Tickets and ticket preference
Unlike ordinary events, the ticket preference for the season ticket event is not used for the season ticket, but for the included events. So if the season ticket preference is for tickets by email, then it will choose email for all the included events. If an included events doesn’t offer email, it will use the next best option instead.
As a result, purchasing a season ticket won’t send any email tickets for the season ticket event in its own right, but will send a receipt / acknowledgement if you choose a template for that, even if they chose email tickets. Therefore, this allows for one of the included events to be un-ticketed (check in from a list, perhaps) even though the season ticket preference is email, without the ticket preferences having to correspond exactly.
When someone buys a season ticket, it first reserves, then finalises, the booking in the usual way, checking against the number of season tickets available. However, on successfully finalising, it then continues to automatically book places in each of the included events. To avoid delaying the season ticket purchase, it does this automatically a short while later.
There is always the possibility that one of the subsidiary events is sold out (or at least, the nominated area is sold out). In this case, a reminder message is posted to that effect to let you sort out what to do manually. In some cases this may mean offering a different area, offering a partial refund, or cancelling it altogether. However, this is likely to be a rare occurrence: most season tickets would be booked early in the season when the included events are nowhere near sold out, perhaps even in advance of general booking.
As it makes each booking (which may involve more than one place if the season ticket has more than one), it issues tickets, if any, in the same way as if they had been issued manually, according to the preference expressed for the season ticket (as noted above). This means they get a series of emails with tickets for each separate included event, and the separate tickets mean you can check them in individually when the time comes. The tickets will show a zero price if price is included in the ticket template (and likewise in the reservations list). This also means the season ticket adjusts the number of each subsidiary event tickets available, so is taken into account when deciding whether an event is sold out.

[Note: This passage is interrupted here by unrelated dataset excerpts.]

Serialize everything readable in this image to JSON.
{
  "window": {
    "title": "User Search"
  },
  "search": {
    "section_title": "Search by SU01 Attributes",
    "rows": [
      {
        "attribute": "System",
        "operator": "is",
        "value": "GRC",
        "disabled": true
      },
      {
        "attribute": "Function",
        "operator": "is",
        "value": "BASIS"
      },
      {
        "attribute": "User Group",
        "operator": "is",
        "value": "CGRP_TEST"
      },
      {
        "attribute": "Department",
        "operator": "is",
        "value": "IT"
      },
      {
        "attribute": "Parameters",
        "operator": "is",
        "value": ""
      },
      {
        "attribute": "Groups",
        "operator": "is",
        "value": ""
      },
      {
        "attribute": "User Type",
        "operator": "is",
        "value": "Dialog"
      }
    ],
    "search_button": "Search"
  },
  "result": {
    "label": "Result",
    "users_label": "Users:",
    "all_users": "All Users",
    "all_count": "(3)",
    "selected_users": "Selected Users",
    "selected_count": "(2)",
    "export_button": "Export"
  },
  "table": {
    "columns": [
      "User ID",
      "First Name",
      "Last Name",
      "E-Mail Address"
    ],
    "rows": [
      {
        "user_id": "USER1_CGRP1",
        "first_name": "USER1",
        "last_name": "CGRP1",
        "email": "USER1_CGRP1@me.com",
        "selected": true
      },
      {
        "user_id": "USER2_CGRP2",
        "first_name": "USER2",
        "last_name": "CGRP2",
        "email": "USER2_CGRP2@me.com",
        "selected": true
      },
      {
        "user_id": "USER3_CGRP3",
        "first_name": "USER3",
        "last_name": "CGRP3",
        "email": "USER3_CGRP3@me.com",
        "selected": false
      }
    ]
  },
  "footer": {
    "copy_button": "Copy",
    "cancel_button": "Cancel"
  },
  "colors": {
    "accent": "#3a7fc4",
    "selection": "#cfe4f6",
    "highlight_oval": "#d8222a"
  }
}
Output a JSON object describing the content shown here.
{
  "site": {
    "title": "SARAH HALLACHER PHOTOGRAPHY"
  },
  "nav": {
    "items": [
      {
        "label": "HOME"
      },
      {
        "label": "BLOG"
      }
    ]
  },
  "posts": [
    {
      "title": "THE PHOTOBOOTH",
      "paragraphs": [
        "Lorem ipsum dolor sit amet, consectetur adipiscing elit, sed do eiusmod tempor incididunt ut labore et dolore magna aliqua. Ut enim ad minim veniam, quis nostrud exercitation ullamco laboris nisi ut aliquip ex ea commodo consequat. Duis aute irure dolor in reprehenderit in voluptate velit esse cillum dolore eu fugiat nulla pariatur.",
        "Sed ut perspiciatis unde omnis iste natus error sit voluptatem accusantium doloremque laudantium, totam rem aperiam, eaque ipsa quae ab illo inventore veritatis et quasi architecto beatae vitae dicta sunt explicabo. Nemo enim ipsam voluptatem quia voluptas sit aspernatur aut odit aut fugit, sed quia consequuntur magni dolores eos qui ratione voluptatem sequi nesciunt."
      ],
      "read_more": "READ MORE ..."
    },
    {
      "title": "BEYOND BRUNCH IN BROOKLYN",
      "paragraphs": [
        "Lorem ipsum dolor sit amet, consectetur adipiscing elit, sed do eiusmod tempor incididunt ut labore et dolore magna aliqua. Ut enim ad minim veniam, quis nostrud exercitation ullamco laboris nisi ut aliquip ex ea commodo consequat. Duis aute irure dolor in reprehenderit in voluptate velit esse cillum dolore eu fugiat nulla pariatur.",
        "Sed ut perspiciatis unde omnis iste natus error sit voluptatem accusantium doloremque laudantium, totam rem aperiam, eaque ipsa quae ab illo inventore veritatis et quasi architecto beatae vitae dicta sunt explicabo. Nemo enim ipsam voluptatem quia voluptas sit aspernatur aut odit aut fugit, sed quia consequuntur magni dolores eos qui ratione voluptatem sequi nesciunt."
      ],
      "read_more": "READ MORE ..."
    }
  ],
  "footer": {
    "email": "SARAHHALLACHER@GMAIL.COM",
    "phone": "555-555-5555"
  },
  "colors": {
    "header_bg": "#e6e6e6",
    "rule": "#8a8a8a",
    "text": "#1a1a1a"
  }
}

If the season ticket category chosen (adult, student etc) isn’t available for the included event, then the first available will be selected – apart from how the ticket is labelled, this really shouldn’t matter, as it is still a place (except if there is something special about a place, such as a wheelchair space, but hopefully you wouldn’t put that first). The most likely situation is that for one event you might just price all tickets identically, just have one category. The fact a season ticket is divided adult/student need not then prevent the booking being made for all the subsidiary events or require a precise one-to-one correspondence.